Mary Shelley’s editions were remarkable achievements in the recovery of Shelley’s texts, especially those that she derived from his often untidy and tangled manuscripts. But they were neither complete nor completely accurate. As the considerable mass of the surviving manuscripts gradually became available for examination in the course of the nineteenth and twentieth centuries, a series of individual publications and editions were able to supplement and correct the foundations she had laid down in 1824 and 1839–40. They also provided more ample information on Shelley’s life and the circumstances in which his texts were published, as did the substantial scholarly biography by the Victorian academic Edward Dowden.29 The critical editions of the complete poetry by W. M. Rossetti (1870, 1878) and (especially) by Harry Buxton Forman (1876–7) confirmed Shelley’s position as one of the major poets of the nineteenth century, and the inclusion of his poetry in the Oxford Standard Authors series (1904) might be said to have sealed his canonical status.
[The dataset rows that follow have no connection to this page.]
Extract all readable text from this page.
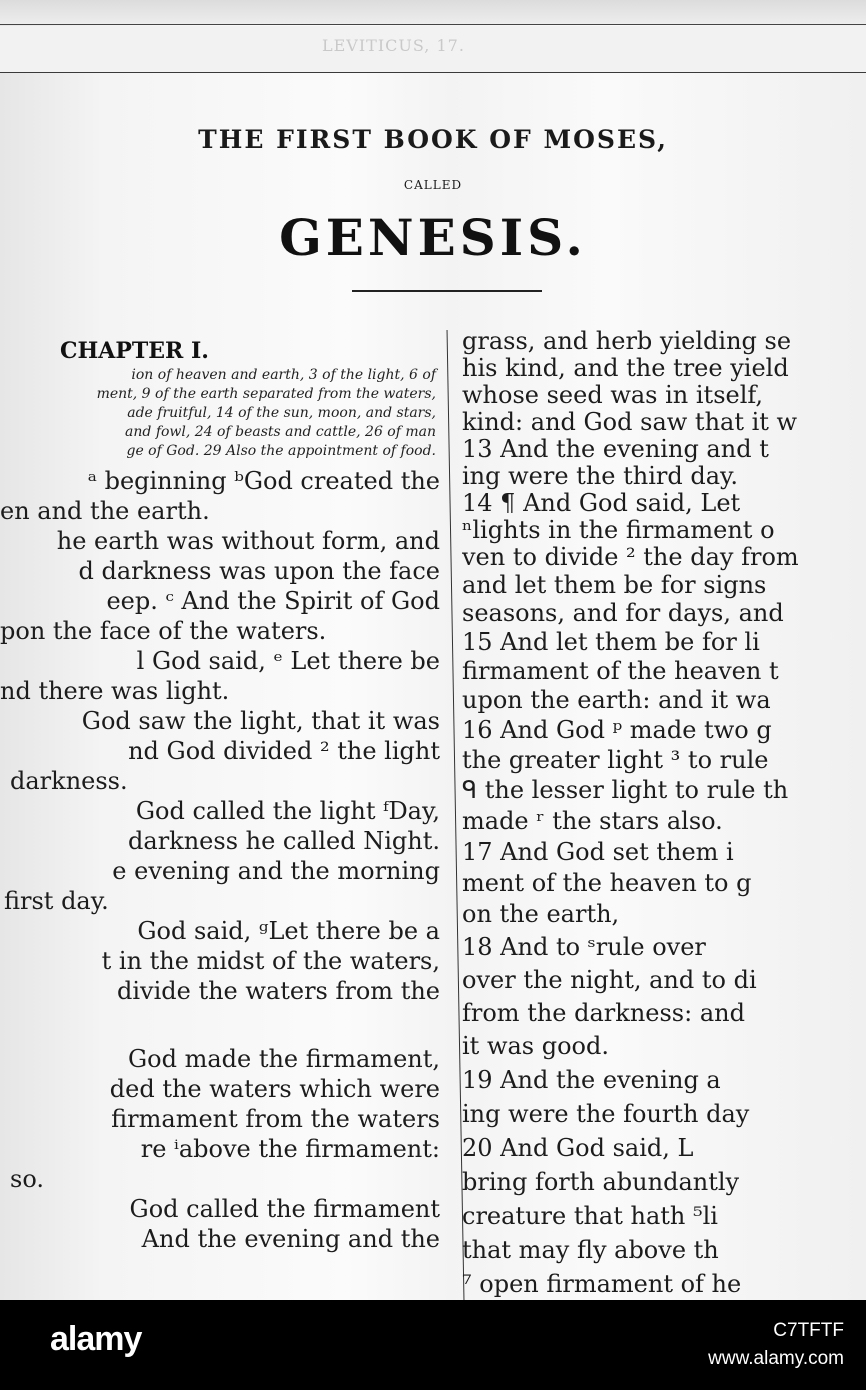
LEVITICUS, 17.
THE FIRST BOOK OF MOSES,
CALLED
GENESIS.
CHAPTER I.
ion of heaven and earth, 3 of the light, 6 of
ment, 9 of the earth separated from the waters,
ade fruitful, 14 of the sun, moon, and stars,
and fowl, 24 of beasts and cattle, 26 of man
ge of God. 29 Also the appointment of food.
ᵃ beginning ᵇGod created the
en and the earth.
he earth was without form, and
d darkness was upon the face
eep. ᶜ And the Spirit of God
pon the face of the waters.
l God said, ᵉ Let there be
nd there was light.
God saw the light, that it was
nd God divided ² the light
darkness.
God called the light ᶠDay,
darkness he called Night.
e evening and the morning
first day.
God said, ᵍLet there be a
t in the midst of the waters,
divide the waters from the
God made the firmament,
ded the waters which were
firmament from the waters
re ⁱabove the firmament:
so.
God called the firmament
And the evening and the
grass, and herb yielding se
his kind, and the tree yield
whose seed was in itself,
kind: and God saw that it w
13 And the evening and t
ing were the third day.
14 ¶ And God said, Let
ⁿlights in the firmament o
ven to divide ² the day from
and let them be for signs
seasons, and for days, and
15 And let them be for li
firmament of the heaven t
upon the earth: and it wa
16 And God ᵖ made two g
the greater light ³ to rule
ᑫ the lesser light to rule th
made ʳ the stars also.
17 And God set them i
ment of the heaven to g
on the earth,
18 And to ˢrule over
over the night, and to di
from the darkness: and
it was good.
19 And the evening a
ing were the fourth day
20 And God said, L
bring forth abundantly
creature that hath ⁵li
that may fly above th
⁷ open firmament of he
alamy	C7TFTF
www.alamy.com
For bibliographical details of on-going twentieth-century editions of the complete poetry and prose, see Abbreviations and Further Reading.
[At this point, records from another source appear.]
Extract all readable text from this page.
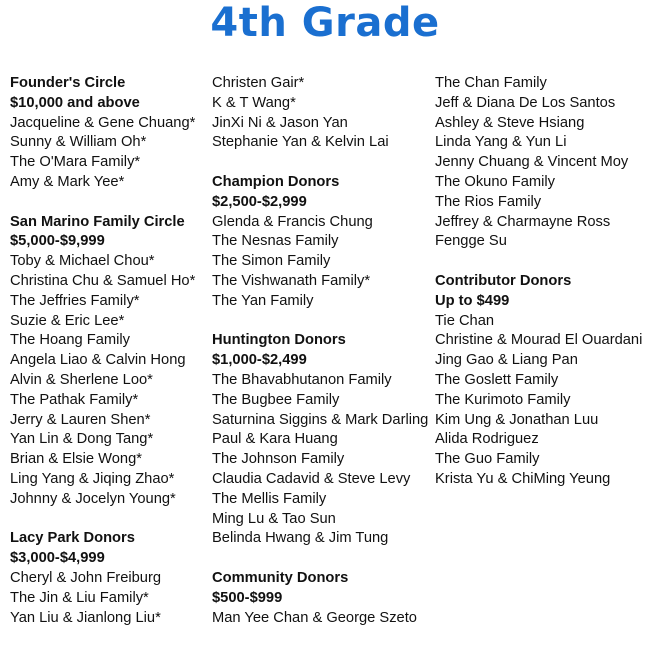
4th Grade
Founder's Circle
$10,000 and above
Jacqueline & Gene Chuang*
Sunny & William Oh*
The O'Mara Family*
Amy & Mark Yee*
San Marino Family Circle
$5,000-$9,999
Toby & Michael Chou*
Christina Chu & Samuel Ho*
The Jeffries Family*
Suzie & Eric Lee*
The Hoang Family
Angela Liao & Calvin Hong
Alvin & Sherlene Loo*
The Pathak Family*
Jerry & Lauren Shen*
Yan Lin & Dong Tang*
Brian & Elsie Wong*
Ling Yang & Jiqing Zhao*
Johnny & Jocelyn Young*
Lacy Park Donors
$3,000-$4,999
Cheryl & John Freiburg
The Jin & Liu Family*
Yan Liu & Jianlong Liu*
Christen Gair*
K & T Wang*
JinXi Ni & Jason Yan
Stephanie Yan & Kelvin Lai
Champion Donors
$2,500-$2,999
Glenda & Francis Chung
The Nesnas Family
The Simon Family
The Vishwanath Family*
The Yan Family
Huntington Donors
$1,000-$2,499
The Bhavabhutanon Family
The Bugbee Family
Saturnina Siggins & Mark Darling
Paul & Kara Huang
The Johnson Family
Claudia Cadavid & Steve Levy
The Mellis Family
Ming Lu & Tao Sun
Belinda Hwang & Jim Tung
Community Donors
$500-$999
Man Yee Chan & George Szeto
The Chan Family
Jeff & Diana De Los Santos
Ashley & Steve Hsiang
Linda Yang & Yun Li
Jenny Chuang & Vincent Moy
The Okuno Family
The Rios Family
Jeffrey & Charmayne Ross
Fengge Su
Contributor Donors
Up to $499
Tie Chan
Christine & Mourad El Ouardani
Jing Gao & Liang Pan
The Goslett Family
The Kurimoto Family
Kim Ung & Jonathan Luu
Alida Rodriguez
The Guo Family
Krista Yu & ChiMing Yeung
As the nature and extent of Shelley’s poetry became more widely known, it gradually secured its place in the mainstream of English literary tradition, though still regularly provoking controversy. Some important waymarks along this route to acceptance were the advocacy for Shelley of the Cambridge Apostles, a group of undergraduates which included Alfred Tennyson and Arthur Hallam and which bore the cost of a facsimile of the first edition of Adonais in 1829. The most widely read and influential Victorian anthology of verse, Francis Turner Palgrave’s The Golden Treasury of the Best Songs and Lyrical Poems in the English Language (1861), included twenty-two titles by Shelley, the third largest number after William Wordsworth (forty-one) and Shakespeare (thirty-two). Palgrave’s selection of Shelley’s verse consisted exclusively of lyrics, largely of those first published by Mary in Posthumous Poems, half of these on the subject of love – thus setting the terms of popular appreciation of the poet through to the end of the century and into the twentieth. But as Shelley’s reputation as a lyricist of intimate feeling grew, the radical poet continued to live a parallel existence, though in a different social sphere. Queen Mab enjoyed phenomenal circulation in cheap pirated texts following the unauthorized editions of 1821, for one of which the nominal printer and publisher was prosecuted and imprisoned on an action brought by the Society for the Suppression of Vice.30 The formation of the Shelley Society in 1885 by the scholar, Christian socialist and advocate for workers’ education F.